When applying Kirchoff's voltage law to a $\text{LCR}$ series circuit. The following differential equation pops up..

$$E\sin(Kt)-\dfrac{q}{C}-R\dfrac{dq}{dt}-L\dfrac{d^2q}{dt^2}=0$$

Where $E$, $K$, $R$, $C$ and $L$ are positive constants.

I tried solving the equation by assuming the solution to be of the form $A\sin(Bx)+C\cos(Dx)$ and then solving for the constants but it didn't work.

I'm in 12th grade and only know how to solve differential equations like linear first degree.

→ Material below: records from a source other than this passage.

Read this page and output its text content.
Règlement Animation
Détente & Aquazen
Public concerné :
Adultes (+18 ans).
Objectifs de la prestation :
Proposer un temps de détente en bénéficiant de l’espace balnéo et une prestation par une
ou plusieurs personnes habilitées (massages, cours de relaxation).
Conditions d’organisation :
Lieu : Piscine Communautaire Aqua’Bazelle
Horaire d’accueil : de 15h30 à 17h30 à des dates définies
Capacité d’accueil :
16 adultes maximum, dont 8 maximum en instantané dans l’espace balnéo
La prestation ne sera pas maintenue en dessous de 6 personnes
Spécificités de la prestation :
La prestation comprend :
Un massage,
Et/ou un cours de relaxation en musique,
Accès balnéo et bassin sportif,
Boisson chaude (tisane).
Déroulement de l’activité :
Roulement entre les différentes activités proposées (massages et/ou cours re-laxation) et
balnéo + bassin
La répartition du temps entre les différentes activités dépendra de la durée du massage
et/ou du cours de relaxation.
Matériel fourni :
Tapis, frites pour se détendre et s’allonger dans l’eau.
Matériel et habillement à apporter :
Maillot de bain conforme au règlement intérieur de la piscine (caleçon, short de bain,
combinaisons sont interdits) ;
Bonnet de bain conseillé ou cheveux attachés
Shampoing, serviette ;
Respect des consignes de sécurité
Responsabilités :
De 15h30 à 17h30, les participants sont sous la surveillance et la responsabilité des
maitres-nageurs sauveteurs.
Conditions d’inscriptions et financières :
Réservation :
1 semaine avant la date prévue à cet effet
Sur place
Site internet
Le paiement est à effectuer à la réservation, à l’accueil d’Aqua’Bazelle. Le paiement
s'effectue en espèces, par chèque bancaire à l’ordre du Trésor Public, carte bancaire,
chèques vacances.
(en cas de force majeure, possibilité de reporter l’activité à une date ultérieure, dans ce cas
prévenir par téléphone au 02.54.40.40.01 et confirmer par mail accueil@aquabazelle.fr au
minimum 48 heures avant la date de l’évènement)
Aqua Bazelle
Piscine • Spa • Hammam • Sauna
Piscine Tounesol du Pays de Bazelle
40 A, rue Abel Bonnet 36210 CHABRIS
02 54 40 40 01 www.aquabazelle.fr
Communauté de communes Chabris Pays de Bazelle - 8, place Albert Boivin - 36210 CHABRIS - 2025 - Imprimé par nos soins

This is a second order ODE, inhomogeneous. You have to solve it by beginning with solving the homogeneous one

$$L\frac{d^2q}{dt^2}+R\frac{dq}{dt}+\frac{1}{C}q=0$$

passing by polynomial

$$L \lambda^2 + R\lambda +\frac{1}{C}=0$$

Try to solve it in $\lambda$ and you will obtain the costants that have to be inserted in the first draft of solution, that will be of the form

$$q(t) = c_1 e^{\lambda_1t} + c_2e^{\lambda_1t} \quad \text{with } \lambda_1\neq\lambda_2$$

• How would you know that $\lambda_1 \ne \lambda_2$, it depends on $L,R,C$ and in this case, the homogeneous solution would be $q(t) = (At+B)e^{\lambda_1 t}$ – stity Sep 4 '17 at 10:15
• If $\lambda_1 = \lambda_2$ then solution becomes of the form $$q(t)=c_1e^{\lambda t}+c_2 t e^{\lambda t}$$ – Clyde A. Jansen Sep 4 '17 at 10:17
• And you don't explain how to find the whole solution (i.e. homogeneous + particular solution) – stity Sep 4 '17 at 10:19
• Of course not. Just want to do it step by step, leading him to polyomial one... – Clyde A. Jansen Sep 4 '17 at 10:21
• The particular solution is not a polynomial one but a trigonometric one of the form $A\cos(Kt)+B\cos(Kt)$ – stity Sep 4 '17 at 10:34

Don't know if you are acquainted with complex numbers.

These type of equations are easily solved (electrical engineers know very well) in the complex field.

Pass from $E\sin(Kt)$ to $V=E e^{iKt}$, and also express $q=Q e^{iK(t+\tau)}$, or better just $q=Q e^{iKt}$, allowing $Q$ to be complex .
To take the derivatives is easy, and you arrive to a complex equation to be solved for $Q$ and which is linear in $V$ ($V$ divided by a complex expression in $R,L,C$).

In that, take the immaginary component of both sides, and that's all.